那只血色的眼瞳毫无波澜,就像是其主人并没有以那种听起来多少有些刻薄的言论,来对自己的人生评头论足一样。
“毕竟,正如你实际上有察觉并看到属于这个世界的,大典太光世的本灵的想法与经历一样,不再是鬼丸国纲,但在这里,只能是鬼丸国纲的我,自然也看到并理解了……”
光世的表情,几乎是在那句‘就像’刚开了个头,就难以抑制的被失控的情绪所支配,随后被自那深绀色发丝间溢出来的,暴动着的,以青紫雷光显现的灵力,渲染成了如魔神般可怖的模样。
“那作为鬼丸国纲的刀剑,究竟是个什么东西。”
不妙的预感在心底蔓延,以至于乱藤四郎和鹤丸国永的脸上,显露出了明显的不安,但大典太却是露出了和光世几乎完全一致的,处在崩溃边缘的,甚至不能用单纯的暴怒来形容的表情。
那是一种混合着悲伤与忿怒,但更多的是苦痛的表情,是一眼望过去,就能够明白,那张脸的主人,正在为了并不是自己的某个存在,所遭受的一切,而感到痛苦与无能为力的表情。
“没必要露出这种表情的,毕竟我一直都知道自己是什么样的东西,”将手里仅剩的最后一口蛋月烧,也塞进了口中,吞咽下去的男人,微垂着眼睫,看上去有一种和作为刀剑男士的鬼丸国纲气质截然不同的,忧郁且破碎的美,“看到那样的东西,也不过是再一次证明了……”
“即使是在一切都未发生的过去,我也依然不是什么……值得信赖的宝刀。”
那只血色的眼瞳,于是因着鬼丸国纲的眼帘抬起,而望了过来,被眼尾的那簇艳红衬着,透出一种妖媚来,纵使被那线条锐利的眉眼压着,又因那只血色眼瞳里无有波澜的沉寂,而被压下了那种好似在勾人一样的特性,却也仍旧显出一种蛊惑的气质。
“不是那样……不是那样的!鬼丸……刀剑从来,就只是刀剑而已啊!那明明就不是……分明是因为人类的念想,才会变成那样的……就根本来说,也不过是些巧合……家族的兴衰,人的死亡,怎么能怪罪于一振刀剑呢?”
大典太急迫的,却又有些语无伦次的开口,他的目光和面上的表情,几乎是在同一时间,变得哀切了起来,带着些恳请意味的,望着鬼丸国纲血色的瞳,“那从来就不是,不是你的错啊!”
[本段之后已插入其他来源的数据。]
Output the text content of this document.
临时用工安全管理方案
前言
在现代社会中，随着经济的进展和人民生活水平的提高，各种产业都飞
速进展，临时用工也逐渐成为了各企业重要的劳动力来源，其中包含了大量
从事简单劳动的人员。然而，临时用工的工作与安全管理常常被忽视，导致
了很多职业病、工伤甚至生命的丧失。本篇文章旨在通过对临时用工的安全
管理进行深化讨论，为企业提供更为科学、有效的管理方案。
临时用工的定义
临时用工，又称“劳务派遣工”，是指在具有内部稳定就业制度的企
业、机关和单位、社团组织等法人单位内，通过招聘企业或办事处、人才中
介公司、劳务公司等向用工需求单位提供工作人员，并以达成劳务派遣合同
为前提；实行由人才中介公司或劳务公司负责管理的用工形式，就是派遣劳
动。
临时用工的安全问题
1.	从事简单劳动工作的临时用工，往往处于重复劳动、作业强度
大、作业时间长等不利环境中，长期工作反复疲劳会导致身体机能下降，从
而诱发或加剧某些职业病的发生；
“但事实如此,不吉也好,不祥也罢,无论过去如何,如今却都是我的一部分了。”
鬼丸国纲却只是瞥了一眼那锈红的,哀切的眼,他的意志仍旧坚定,与他毫无波澜的眼一样,没有半点的动摇,像是被贬损的那个不是自己一般的,自顾自的继续言语,“只要此身还在此界,还承着鬼丸国纲的名字,我就无有可能,也摆脱不得如此的运命。”
“而我也从没有想过,要去摆脱,去割舍这份过往,因为我没得选,”鬼丸国纲一边说着,一边又再次伸出手去,从光世掌中的纸包里,捡了第二个,至少看上去的品相,算是第二好的蛋月烧出来,送到了嘴边,“光世,就像这被拣选来,做成蛋月烧的材料一样。”
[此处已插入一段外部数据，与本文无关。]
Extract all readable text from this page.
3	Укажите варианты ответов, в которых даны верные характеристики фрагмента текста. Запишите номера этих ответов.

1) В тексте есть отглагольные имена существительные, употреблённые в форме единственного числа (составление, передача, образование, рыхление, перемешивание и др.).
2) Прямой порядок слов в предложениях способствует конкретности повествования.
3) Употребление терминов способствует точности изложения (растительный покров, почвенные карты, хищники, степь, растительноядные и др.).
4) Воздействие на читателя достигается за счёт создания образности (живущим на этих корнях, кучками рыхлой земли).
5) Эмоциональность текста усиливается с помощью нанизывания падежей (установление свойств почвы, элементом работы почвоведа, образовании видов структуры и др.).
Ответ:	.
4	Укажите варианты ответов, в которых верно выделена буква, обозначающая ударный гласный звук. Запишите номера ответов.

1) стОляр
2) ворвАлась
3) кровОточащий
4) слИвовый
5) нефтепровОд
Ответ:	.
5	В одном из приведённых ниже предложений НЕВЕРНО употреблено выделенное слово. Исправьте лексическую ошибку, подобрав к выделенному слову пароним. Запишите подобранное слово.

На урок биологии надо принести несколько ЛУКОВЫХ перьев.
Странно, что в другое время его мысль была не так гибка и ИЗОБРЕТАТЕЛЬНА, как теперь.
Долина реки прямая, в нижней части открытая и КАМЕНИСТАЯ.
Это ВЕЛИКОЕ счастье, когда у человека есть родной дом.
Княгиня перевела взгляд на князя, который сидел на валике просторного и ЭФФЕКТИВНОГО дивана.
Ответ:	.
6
“它们没得选,于是成了如今被拿来果腹的蛋月烧,而我也没得选,从一开始就没得选,不然为何成为鬼丸国纲的性灵不是他者,偏偏,偏偏是我呢?”
明明是连腮肉都跟着鼓起的,暴风式吸入并咀嚼蛋月烧的做法,但鬼丸国纲的声音却没有半点受影响的痕迹,而是继续用那平淡的,像是事不关己一样的态度,从口中说着言语,“我一直都没得选,因为每当我想要反抗,想要去选择些什么,我就必定会得到教训。”
“折翼断足的鹤……我又比他强到哪儿去呢,打从一开始,我就只能做个仰望天空的,沉在泥沼里的,连翅都无有的鸟,堕进泥沼里,被吞个干净,都算是落得个好结局,可我却到底还是只能这般的活着,连选择死亡的权利都没有。”
他像是在讥诮自己,一样的扯了扯唇角,随后那张脸便又恢复了平静无波,沉寂得如同一潭死水的模样,“我知道的,知道你是在关心我,光世,但是现在明显不是继续关注这个可有可无的问题的时候吧?”
说话间,已经吃了三个蛋月烧,手正伸向纸包里的第四个,也是最后一个的鬼丸国纲,朝着表情随着他和大典太以及光世沟通,正在变得愈发不安和凝重的其他刃努了努嘴,“已经连鹤丸给的报酬都快吃完了,怎么说也得支付代价了吧?”
……不,那个,实际上,你们继续也不是不可以的……总感觉如果鹤在这个时候不知好歹的说些什么打断你们的话,大概率会被那边死盯着鬼丸你不放,看起来不知为何又微妙的回到大典太光世的固有印象,但却多了点阴湿气质的大典太和光世做点什么……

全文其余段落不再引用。